I've been 'roundtripping' molecule-spectra correlation from the nmrshiftdb to a database of theoretical spectra generated for PubChem data. Something like this: Where 'experimental' is the nmrshiftdb data, and 'theoretical' is the PubChem data. Currently, my laptop is running 7,000 or so searches for the best spectrum match, and then calculating the Tanimoto similarity of the fingerprints of the search and hit molecules. Phew!

A rolling stone

So there's a plugin in bioclipse called "moss" (or, I suppose MoSS). It has an Atom class. It has a Bond class. It has graphs for chemicals, smiles parsers, ... Just like the CDK, in fact. Perhaps I should check one of my projects ( tailor ) which also has Atom, Bond, Chain, PDBReader. You can't have too many implementations of the same thing :)

On models

So, after chatting some stuff about the PDBReader in CDK versus the Biojava PDBReader on CDK-devel ( devel archive ) I realised that I don't actually know how these different frameworks model biopolymers. This is my attempt to understand them: it shows a partial hierarchy for each framework, without the detail of which are classes, and which are interfaces. Notably, biojava has an interface and an implementing class for each of the things shown. One thing I should point out, is that "Strand" in CDK should really (really) be called "Chain" as in Biojava and Jmol (and probably every other known framework). A kind of spelling mistake, I think. I also don't understand what the PhosporousMonomer and PhosporousPolymer are in Jmol.

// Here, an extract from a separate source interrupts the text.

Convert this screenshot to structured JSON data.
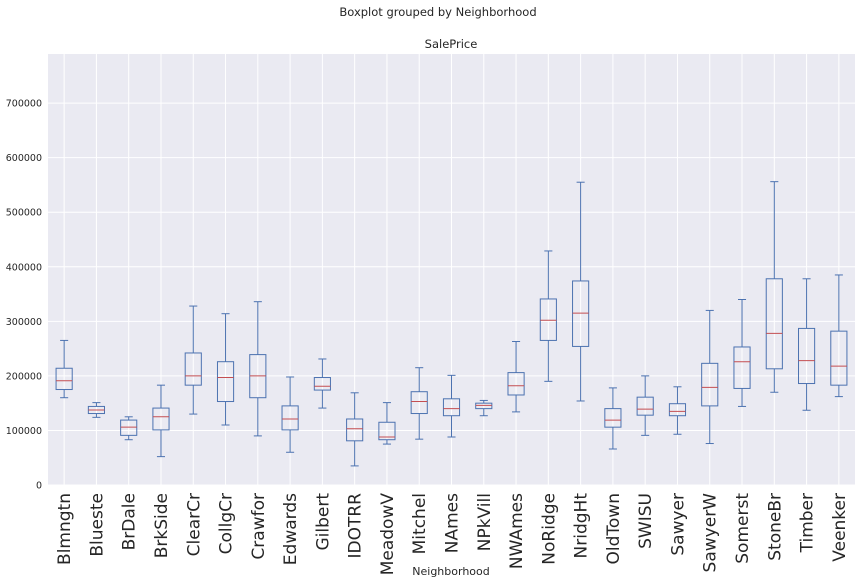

Turns out I don't remember SMILES format very well

Testing out the Java2DRenderer (in the org.openscience.cdk.renderer package), I tried to make this: Using this smile: c1(c2ccc(c8ccccc8)cc2) c(c3ccc(c9ccccc9)cc3) c(c4ccc(c%10ccccc%10)cc4) c(c5ccc(c%11ccccc%11)cc5) c(c6ccc(c%12ccccc%12)cc6) c1(c7ccc(c%13ccccc%13)cc7) except that I didn't have the % signs, so it came out as: This is because of multiple ring closures, of course. I should have used: C1CCC(CC1) C2CCC(CC2) C13C(C3CCC(CC3)C4CCCCC4) C(C5CCC(CC5)C6CCCCC6) C(C7CCC(CC7)C8CCCCC8) C(C9CCC(CC9)C10CCCCC10) C13(C11CCC(CC11)C12CCCCC12) which is much clearer. Oh yes.

Fixed a bug in PDBReader

When trying to convert PDB files to CML files (to test the CMLFileDescriber...) the underlying jumbo classes complained about adding bonds that had already been added (cdk bug 204663). Turns out, it was a problem with the PDBReader, which wasn't handling CONECT records properly. Oddly, CONECT are fully redundant, so atom 10 and atom 50 are both "CONECT 10 50" and "CONECT 50 10". The fix I used was to store the bonds from CONECT in a list, but checking each time to see if it was alread there. It wasn't possible to use "bondA == bondB", as that checks refs, and each bond is a new object. I should say, though, that maybe it's not worth worrying about problems with reading PDB files (an old format) in CDK (dedicated to chemical data). PDB files are horrible to read, anyway.

How to set IOSettings on cdk Readers

So I wanted to set readConnect and useRebondTool to false on the org.openscience.cdk.io.PDBReader. Turns out, the way to do this is: PDBReader reader = new PDBReader(new FileReader(input)); Properties properties = new Properties(); properties.setProperty("ReadConnectSection", "false"); properties.setProperty("UseRebondTool", "false"); PropertiesListener listener = new PropertiesListener(properties); reader.addChemObjectIOListener(listener); reader.customizeJob(); Hmm. Not so easy. Maybe reflection in the base DefaultChemObjectReader class could allow the Readers to have set(String propertyName, String value) methods?

Initial Import

I've started working on the Bioclipse project, as part of a post-doc at the EBI in the Steinbeck group . This will be a place to put some notes on what I'm doing there.